Our habit this year has been to pour out wine for fallen characters, but to do so with Dany seems wrong. Her Nuremberg Rally speech at the start of the final episode cements the where this character is heading in The Winds of Winter. And despite her initially noble intentions, it is hard to reconcile the fact she is the worst of nobility; a person who thinks they are deserving of the center seat because the were “born to it.” With nuance, we would have time to see her vision was always deluded and always wrong. In this rushed conclusion, people still want to feel for her. That is a completely valid feeling, but it is not one I share. Therefore I will keep my wine in its cup and considering the implications of her heel turn in the months to come. I think I’ll also toast to the new Small Council; a group of people entrusted with the Realm after a lifetime of service. Oh, and Bronn (Jerome Flynn), of course.
Okay, let’s talk about the key scene — the Kingsmoot! As with the Iron Born, Bran was chosen when a group of nobles agreed that he should be king. But beyond that startling echo to one of A Feast for Crows‘ goofiest moments, the scene featured a completely useless cameo from the completely useless Quentyn Martell (played here by Toby Osmond) because Game of Thrones vowed to refuse Arianne Martell to the bitter end. It also featured a final admonishment for Edmure Tully (Tobias Menzies). Once you got past the shock that he survived all that time with the Freys, his attempt to claim “the chair” was one of the program’s last great punchlines; right down to Sansa (Sophie Tuner) saying what the entire audience must’ve been thinking: “sit down.” It also saw the surprise reappearance by Robin Arryn (Lino Facioli) and a scruffy looking lord we’re going to assume was Howland Reed.
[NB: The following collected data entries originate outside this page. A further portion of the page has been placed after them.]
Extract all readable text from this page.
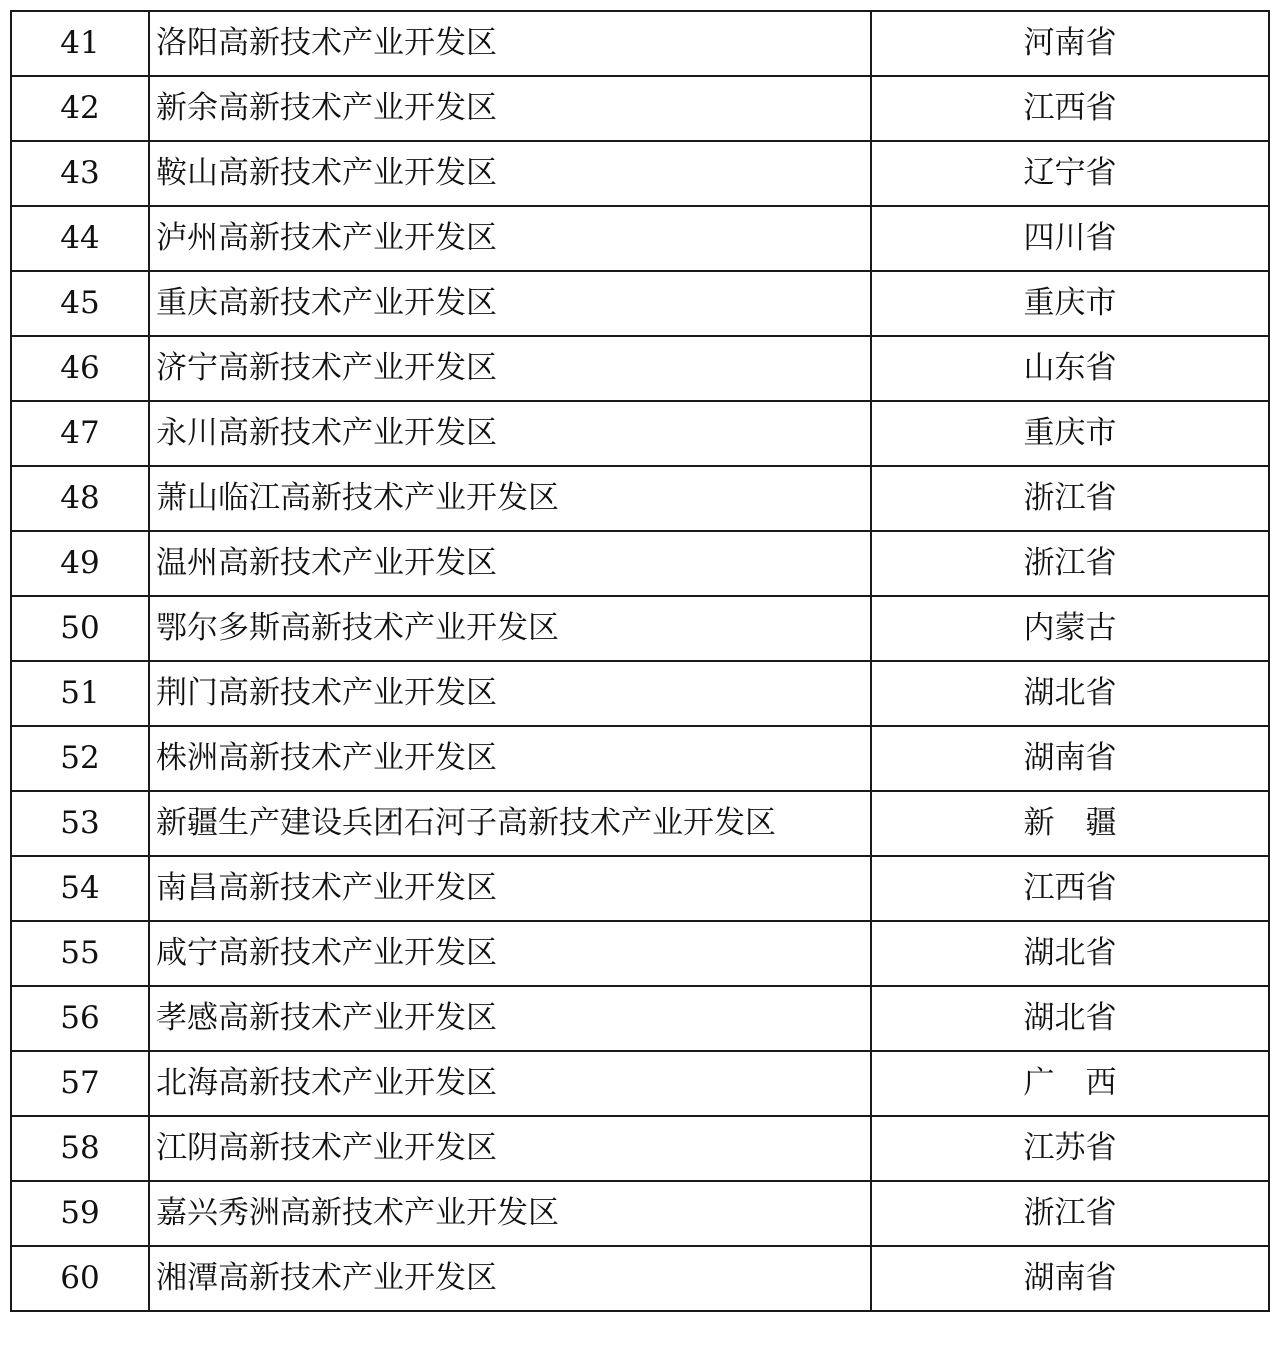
41	洛阳高新技术产业开发区	河南省
42	新余高新技术产业开发区	江西省
43	鞍山高新技术产业开发区	辽宁省
44	泸州高新技术产业开发区	四川省
45	重庆高新技术产业开发区	重庆市
46	济宁高新技术产业开发区	山东省
47	永川高新技术产业开发区	重庆市
48	萧山临江高新技术产业开发区	浙江省
49	温州高新技术产业开发区	浙江省
50	鄂尔多斯高新技术产业开发区	内蒙古
51	荆门高新技术产业开发区	湖北省
52	株洲高新技术产业开发区	湖南省
53	新疆生产建设兵团石河子高新技术产业开发区	新　疆
54	南昌高新技术产业开发区	江西省
55	咸宁高新技术产业开发区	湖北省
56	孝感高新技术产业开发区	湖北省
57	北海高新技术产业开发区	广　西
58	江阴高新技术产业开发区	江苏省
59	嘉兴秀洲高新技术产业开发区	浙江省
60	湘潭高新技术产业开发区	湖南省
But it also has the moment in terms of the whole Ice and Fire endeavor. As Tyrion says in the scene, people are bound by stories. And Game of Thrones became that story to so many along its awkward journey. In the end, no one would sit the Iron Throne, but in its wake is an idea people will continue to discuss and bond over until our own Long Night comes for us. And like a compromise, it ended with something which left many viewers wanting — another truthful note.
Maybe Martin’s version of these events — should he ever finish his cycle — will offer a more satisfying conclusion. Meanwhile, we have other shores to visit and other songs to learn.